Assim, o que predominava na escola pesquisada era o


monólogo docente, cujo propósito, nitidamente moralizante, tinha
como estratégia básica a repetição à exaustão da necessidade de
preparar o jovem para o futuro, garantindo seu ingresso na sociedade.
Podia-se observar ali que pela via da pregação ou pela via da persuasão,
o que se parecia buscar era a ordenação das atitudes do aluno em um
sólido corpo disciplinado.
Essas condições geravam o impasse ao projeto pedagógico:
à imposição de uma forma de comportamento enquanto sistema de
exclusão da diferença, os alunos respondiam com comportamentos
inesperados de resistência, por meio dos quais acabavam controlando
a conduta docente.
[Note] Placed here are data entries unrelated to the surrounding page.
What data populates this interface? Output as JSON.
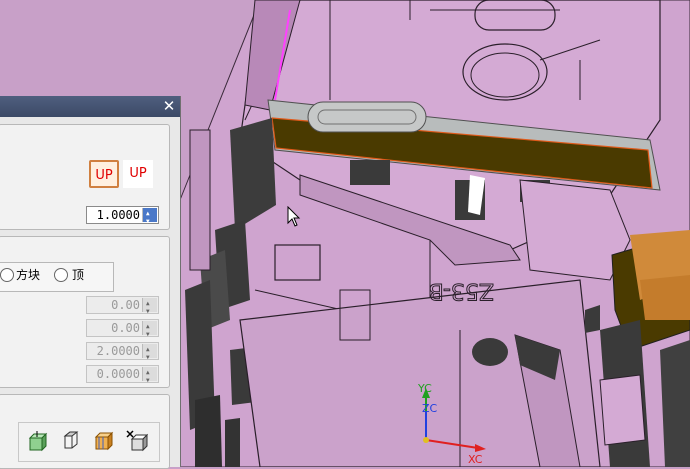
{
  "viewport": {
    "part_engraving": "Z53-B",
    "axes": {
      "yc": "YC",
      "zc": "ZC",
      "xc": "XC"
    },
    "colors": {
      "background": "#c8a0c8",
      "highlight": "#4a3a00",
      "outline": "#e05a1a"
    }
  },
  "dialog": {
    "close_icon": "close-icon",
    "up_buttons": [
      "UP",
      "UP"
    ],
    "scale_value": "1.0000",
    "radio_options": [
      "方块",
      "顶"
    ],
    "fields": [
      "0.00",
      "0.00",
      "2.0000",
      "0.0000"
    ],
    "tool_icons": [
      "block-icon",
      "extrude-icon",
      "boundary-block-icon",
      "delete-body-icon"
    ]
  }
}
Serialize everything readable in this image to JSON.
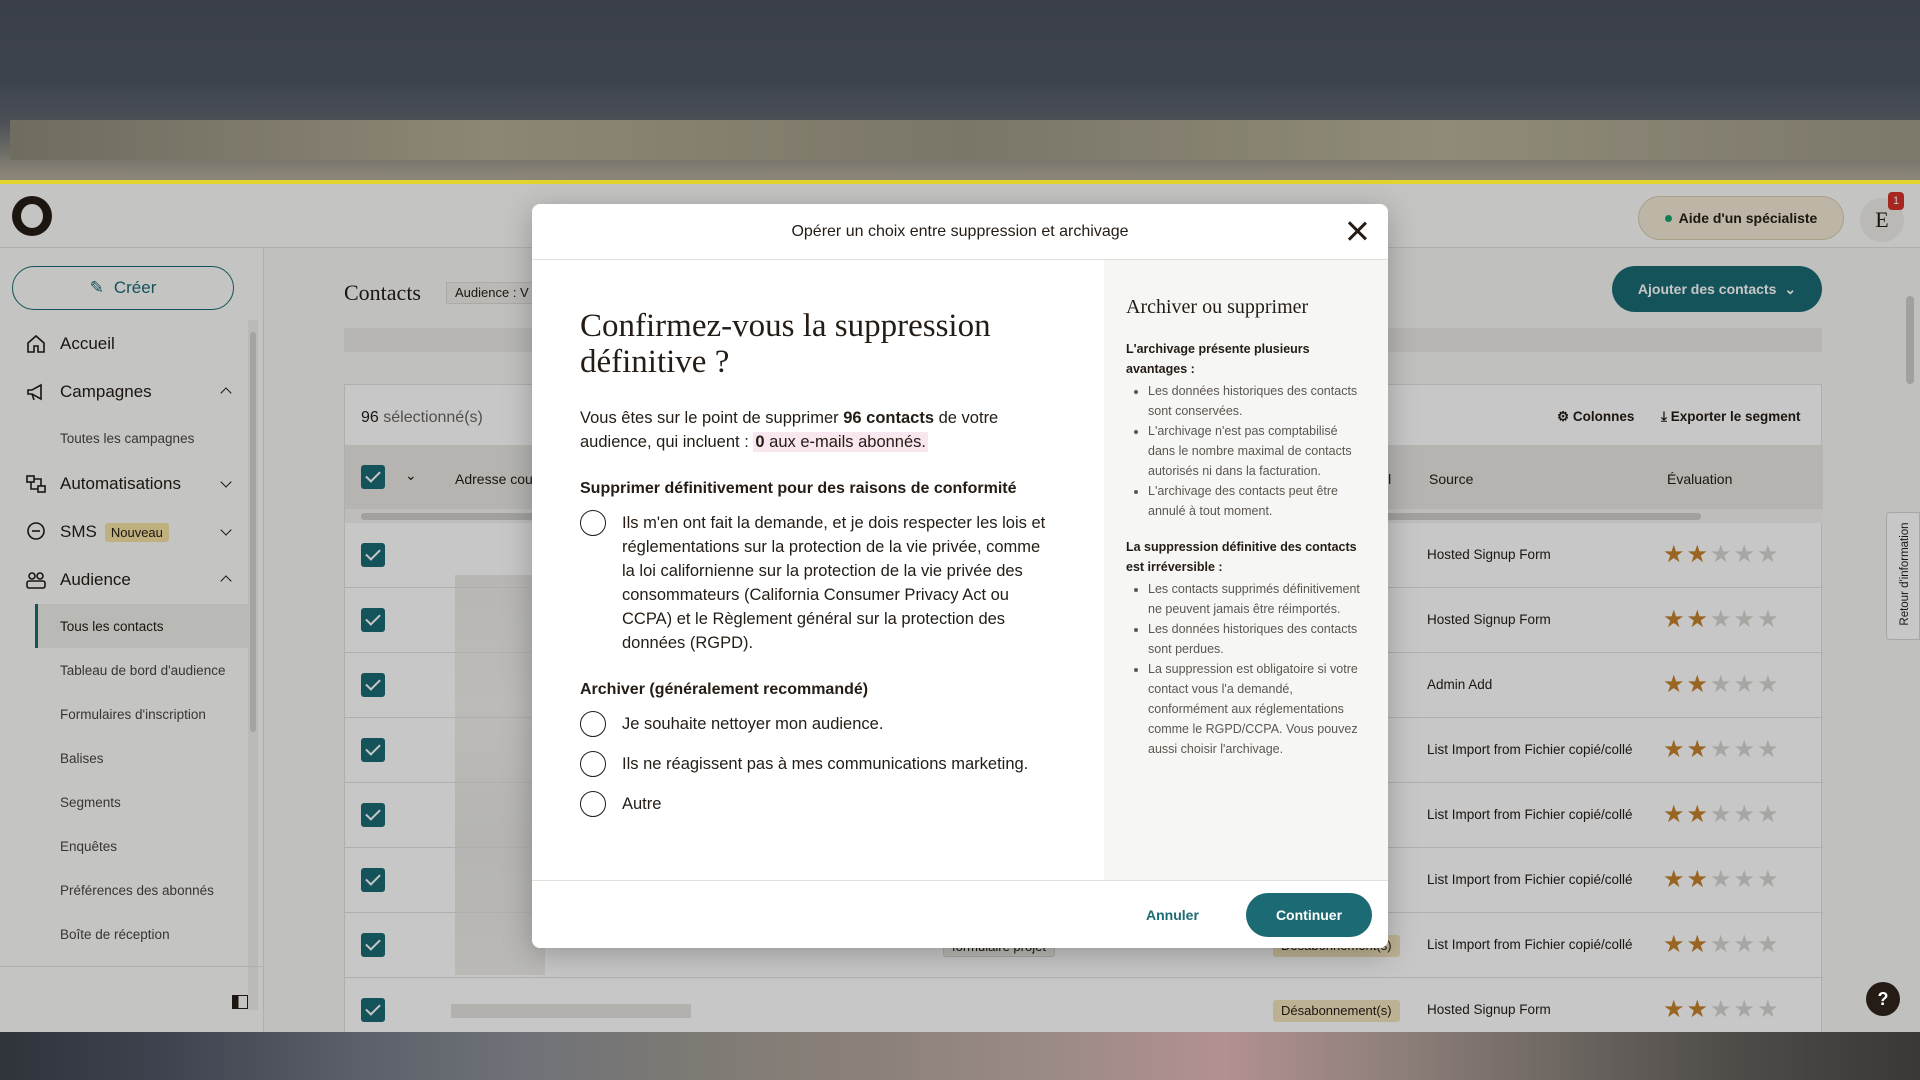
{
  "header": {
    "help_label": "Aide d'un spécialiste",
    "avatar_initial": "E",
    "notification_count": "1"
  },
  "sidebar": {
    "create_label": "Créer",
    "items": [
      {
        "label": "Accueil"
      },
      {
        "label": "Campagnes"
      },
      {
        "label": "Toutes les campagnes"
      },
      {
        "label": "Automatisations"
      },
      {
        "label": "SMS",
        "badge": "Nouveau"
      },
      {
        "label": "Audience"
      },
      {
        "label": "Tous les contacts"
      },
      {
        "label": "Tableau de bord d'audience"
      },
      {
        "label": "Formulaires d'inscription"
      },
      {
        "label": "Balises"
      },
      {
        "label": "Segments"
      },
      {
        "label": "Enquêtes"
      },
      {
        "label": "Préférences des abonnés"
      },
      {
        "label": "Boîte de réception"
      }
    ]
  },
  "main": {
    "title": "Contacts",
    "audience_chip": "Audience : V",
    "add_contacts_label": "Ajouter des contacts",
    "selected_count": "96",
    "selected_suffix": "sélectionné(s)",
    "columns_label": "Colonnes",
    "export_label": "Exporter le segment",
    "headers": {
      "email": "Adresse cou",
      "email_partial": "il",
      "source": "Source",
      "rating": "Évaluation"
    },
    "rows": [
      {
        "source": "Hosted Signup Form",
        "stars": 2
      },
      {
        "source": "Hosted Signup Form",
        "stars": 2
      },
      {
        "source": "Admin Add",
        "stars": 2
      },
      {
        "source": "List Import from Fichier copié/collé",
        "stars": 2
      },
      {
        "source": "List Import from Fichier copié/collé",
        "stars": 2
      },
      {
        "source": "List Import from Fichier copié/collé",
        "stars": 2
      },
      {
        "source": "List Import from Fichier copié/collé",
        "stars": 2,
        "tag": "formulaire projet",
        "status": "Désabonnement(s)"
      },
      {
        "source": "Hosted Signup Form",
        "stars": 2,
        "status": "Désabonnement(s)"
      }
    ],
    "feedback_label": "Retour d'information",
    "help_label": "?"
  },
  "modal": {
    "header": "Opérer un choix entre suppression et archivage",
    "title": "Confirmez-vous la suppression définitive ?",
    "desc_1": "Vous êtes sur le point de supprimer ",
    "desc_count": "96 contacts",
    "desc_2": " de votre audience, qui incluent : ",
    "desc_zero": "0",
    "desc_3": " aux e-mails abonnés.",
    "section_delete": "Supprimer définitivement pour des raisons de conformité",
    "option_compliance": "Ils m'en ont fait la demande, et je dois respecter les lois et réglementations sur la protection de la vie privée, comme la loi californienne sur la protection de la vie privée des consommateurs (California Consumer Privacy Act ou CCPA) et le Règlement général sur la protection des données (RGPD).",
    "section_archive": "Archiver (généralement recommandé)",
    "option_clean": "Je souhaite nettoyer mon audience.",
    "option_inactive": "Ils ne réagissent pas à mes communications marketing.",
    "option_other": "Autre",
    "right_title": "Archiver ou supprimer",
    "archive_head": "L'archivage présente plusieurs avantages :",
    "archive_points": [
      "Les données historiques des contacts sont conservées.",
      "L'archivage n'est pas comptabilisé dans le nombre maximal de contacts autorisés ni dans la facturation.",
      "L'archivage des contacts peut être annulé à tout moment."
    ],
    "delete_head": "La suppression définitive des contacts est irréversible :",
    "delete_points": [
      "Les contacts supprimés définitivement ne peuvent jamais être réimportés.",
      "Les données historiques des contacts sont perdues.",
      "La suppression est obligatoire si votre contact vous l'a demandé, conformément aux réglementations comme le RGPD/CCPA. Vous pouvez aussi choisir l'archivage."
    ],
    "cancel_label": "Annuler",
    "continue_label": "Continuer"
  },
  "colors": {
    "brand": "#1c6b74",
    "star": "#c4822c",
    "unsub_tag": "#f2e3bd"
  }
}
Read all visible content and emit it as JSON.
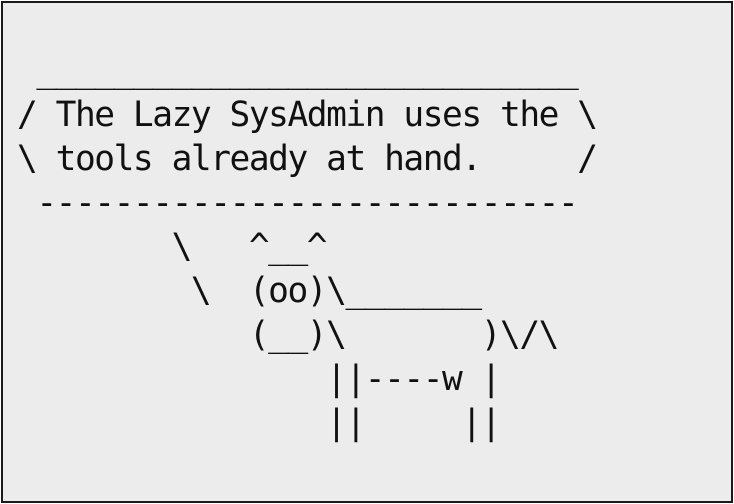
{
  "terminal": {
    "lines": [
      " ____________________________",
      "/ The Lazy SysAdmin uses the \\",
      "\\ tools already at hand.     /",
      " ----------------------------",
      "        \\   ^__^",
      "         \\  (oo)\\_______",
      "            (__)\\       )\\/\\",
      "                ||----w |",
      "                ||     ||"
    ]
  },
  "colors": {
    "background": "#ececec",
    "text": "#111111",
    "border": "#1a1a1a"
  }
}
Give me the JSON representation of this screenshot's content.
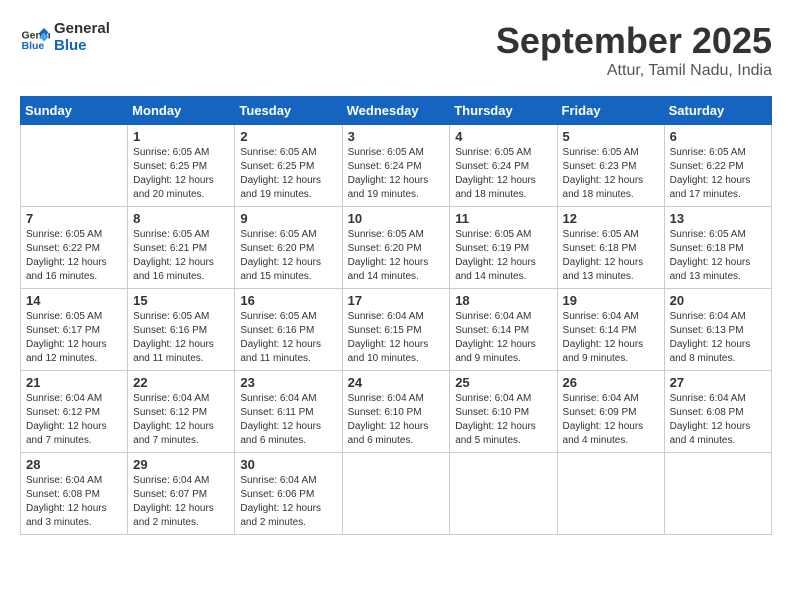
{
  "header": {
    "logo_text_general": "General",
    "logo_text_blue": "Blue",
    "month": "September 2025",
    "location": "Attur, Tamil Nadu, India"
  },
  "days_of_week": [
    "Sunday",
    "Monday",
    "Tuesday",
    "Wednesday",
    "Thursday",
    "Friday",
    "Saturday"
  ],
  "weeks": [
    [
      {
        "day": "",
        "info": ""
      },
      {
        "day": "1",
        "info": "Sunrise: 6:05 AM\nSunset: 6:25 PM\nDaylight: 12 hours\nand 20 minutes."
      },
      {
        "day": "2",
        "info": "Sunrise: 6:05 AM\nSunset: 6:25 PM\nDaylight: 12 hours\nand 19 minutes."
      },
      {
        "day": "3",
        "info": "Sunrise: 6:05 AM\nSunset: 6:24 PM\nDaylight: 12 hours\nand 19 minutes."
      },
      {
        "day": "4",
        "info": "Sunrise: 6:05 AM\nSunset: 6:24 PM\nDaylight: 12 hours\nand 18 minutes."
      },
      {
        "day": "5",
        "info": "Sunrise: 6:05 AM\nSunset: 6:23 PM\nDaylight: 12 hours\nand 18 minutes."
      },
      {
        "day": "6",
        "info": "Sunrise: 6:05 AM\nSunset: 6:22 PM\nDaylight: 12 hours\nand 17 minutes."
      }
    ],
    [
      {
        "day": "7",
        "info": "Sunrise: 6:05 AM\nSunset: 6:22 PM\nDaylight: 12 hours\nand 16 minutes."
      },
      {
        "day": "8",
        "info": "Sunrise: 6:05 AM\nSunset: 6:21 PM\nDaylight: 12 hours\nand 16 minutes."
      },
      {
        "day": "9",
        "info": "Sunrise: 6:05 AM\nSunset: 6:20 PM\nDaylight: 12 hours\nand 15 minutes."
      },
      {
        "day": "10",
        "info": "Sunrise: 6:05 AM\nSunset: 6:20 PM\nDaylight: 12 hours\nand 14 minutes."
      },
      {
        "day": "11",
        "info": "Sunrise: 6:05 AM\nSunset: 6:19 PM\nDaylight: 12 hours\nand 14 minutes."
      },
      {
        "day": "12",
        "info": "Sunrise: 6:05 AM\nSunset: 6:18 PM\nDaylight: 12 hours\nand 13 minutes."
      },
      {
        "day": "13",
        "info": "Sunrise: 6:05 AM\nSunset: 6:18 PM\nDaylight: 12 hours\nand 13 minutes."
      }
    ],
    [
      {
        "day": "14",
        "info": "Sunrise: 6:05 AM\nSunset: 6:17 PM\nDaylight: 12 hours\nand 12 minutes."
      },
      {
        "day": "15",
        "info": "Sunrise: 6:05 AM\nSunset: 6:16 PM\nDaylight: 12 hours\nand 11 minutes."
      },
      {
        "day": "16",
        "info": "Sunrise: 6:05 AM\nSunset: 6:16 PM\nDaylight: 12 hours\nand 11 minutes."
      },
      {
        "day": "17",
        "info": "Sunrise: 6:04 AM\nSunset: 6:15 PM\nDaylight: 12 hours\nand 10 minutes."
      },
      {
        "day": "18",
        "info": "Sunrise: 6:04 AM\nSunset: 6:14 PM\nDaylight: 12 hours\nand 9 minutes."
      },
      {
        "day": "19",
        "info": "Sunrise: 6:04 AM\nSunset: 6:14 PM\nDaylight: 12 hours\nand 9 minutes."
      },
      {
        "day": "20",
        "info": "Sunrise: 6:04 AM\nSunset: 6:13 PM\nDaylight: 12 hours\nand 8 minutes."
      }
    ],
    [
      {
        "day": "21",
        "info": "Sunrise: 6:04 AM\nSunset: 6:12 PM\nDaylight: 12 hours\nand 7 minutes."
      },
      {
        "day": "22",
        "info": "Sunrise: 6:04 AM\nSunset: 6:12 PM\nDaylight: 12 hours\nand 7 minutes."
      },
      {
        "day": "23",
        "info": "Sunrise: 6:04 AM\nSunset: 6:11 PM\nDaylight: 12 hours\nand 6 minutes."
      },
      {
        "day": "24",
        "info": "Sunrise: 6:04 AM\nSunset: 6:10 PM\nDaylight: 12 hours\nand 6 minutes."
      },
      {
        "day": "25",
        "info": "Sunrise: 6:04 AM\nSunset: 6:10 PM\nDaylight: 12 hours\nand 5 minutes."
      },
      {
        "day": "26",
        "info": "Sunrise: 6:04 AM\nSunset: 6:09 PM\nDaylight: 12 hours\nand 4 minutes."
      },
      {
        "day": "27",
        "info": "Sunrise: 6:04 AM\nSunset: 6:08 PM\nDaylight: 12 hours\nand 4 minutes."
      }
    ],
    [
      {
        "day": "28",
        "info": "Sunrise: 6:04 AM\nSunset: 6:08 PM\nDaylight: 12 hours\nand 3 minutes."
      },
      {
        "day": "29",
        "info": "Sunrise: 6:04 AM\nSunset: 6:07 PM\nDaylight: 12 hours\nand 2 minutes."
      },
      {
        "day": "30",
        "info": "Sunrise: 6:04 AM\nSunset: 6:06 PM\nDaylight: 12 hours\nand 2 minutes."
      },
      {
        "day": "",
        "info": ""
      },
      {
        "day": "",
        "info": ""
      },
      {
        "day": "",
        "info": ""
      },
      {
        "day": "",
        "info": ""
      }
    ]
  ]
}
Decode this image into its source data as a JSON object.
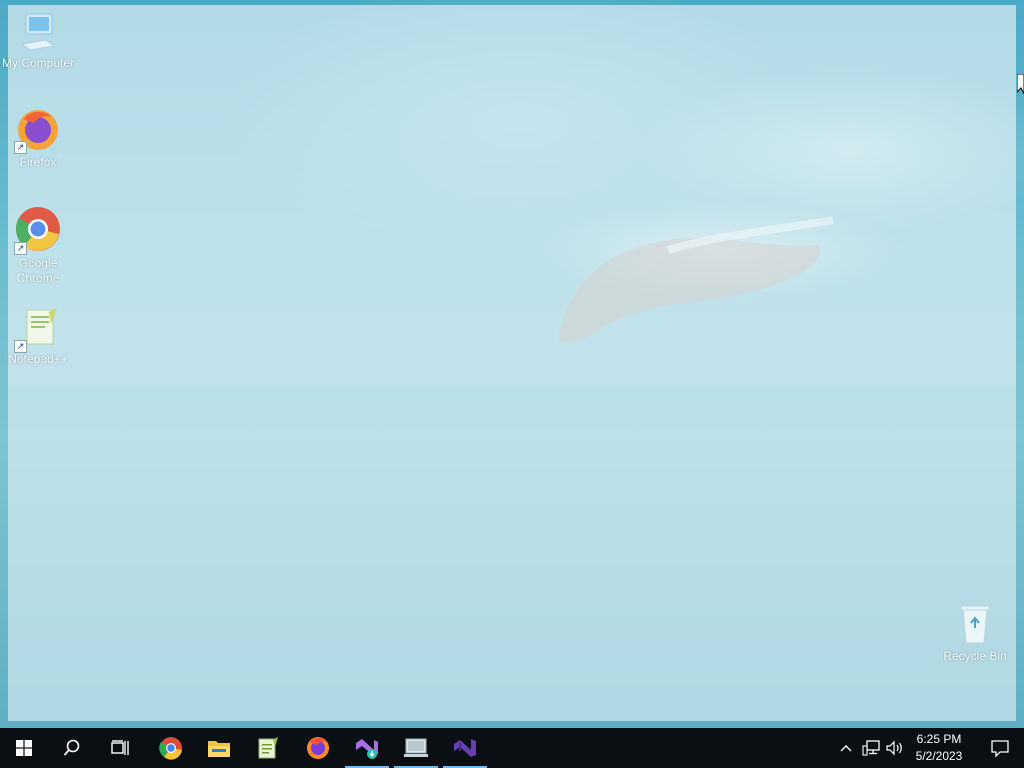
{
  "desktop": {
    "icons": [
      {
        "label": "My Computer",
        "icon": "computer-icon"
      },
      {
        "label": "Firefox",
        "icon": "firefox-icon"
      },
      {
        "label": "Google Chrome",
        "icon": "chrome-icon"
      },
      {
        "label": "Notepad++",
        "icon": "notepad-plus-plus-icon"
      },
      {
        "label": "Recycle Bin",
        "icon": "recycle-bin-icon"
      }
    ]
  },
  "taskbar": {
    "buttons": [
      {
        "icon": "windows-start-icon"
      },
      {
        "icon": "search-icon"
      },
      {
        "icon": "task-view-icon"
      },
      {
        "icon": "chrome-icon"
      },
      {
        "icon": "file-explorer-icon"
      },
      {
        "icon": "notepad-plus-plus-icon"
      },
      {
        "icon": "firefox-icon"
      },
      {
        "icon": "visual-studio-installer-icon"
      },
      {
        "icon": "network-app-icon"
      },
      {
        "icon": "visual-studio-icon"
      }
    ],
    "tray": {
      "icons": [
        "chevron-up-icon",
        "network-icon",
        "volume-icon",
        "notification-icon"
      ],
      "time": "6:25 PM",
      "date": "5/2/2023"
    }
  },
  "colors": {
    "taskbar": "#0a0f14",
    "active_indicator": "#76b9ed",
    "accent": "#2a8fb0"
  }
}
Simulando comportamentos desejáveis ou
apresentando comportamentos indesejáveis, os alunos inauguravam,
paradoxalmente, um movimento de normalização da conduta do
professor, por meio de um olhar avaliador sobre as atitudes dele.
O que é normalmente conhecido como comportamento
desviante, mostrou-se, no estudo em questão, como uma resposta
a um modelo de educação que ainda se serve de castigos, ameaças,
medos, coações, subserviências, para se manter intacto. Dessa forma,
suas ações podem ser entendidas como um manifesto contra uma
estrutura escolar que funciona independentemente das necessidades
dos principais sujeitos do processo educacional, os alunos,
permanecendo, com isso, inalterada por séculos. Para Paulo Freire,

(...) apesar do ensino bancário, o educando a


ele submetido não está fadado a fenecer; em que
pese o ensino bancário, que deforma a necessária
criatividade do educando e do educador, o educando
a ele sujeitado pode, não por causa do conteúdo
cujo conhecimento lhe foi transferido, mas por
causa do processo mesmo de aprender, dar, como
se diz na linguagem popular, a volta por cima e
superar o autoritarismo (...) (FREIRE, 1996, p.27).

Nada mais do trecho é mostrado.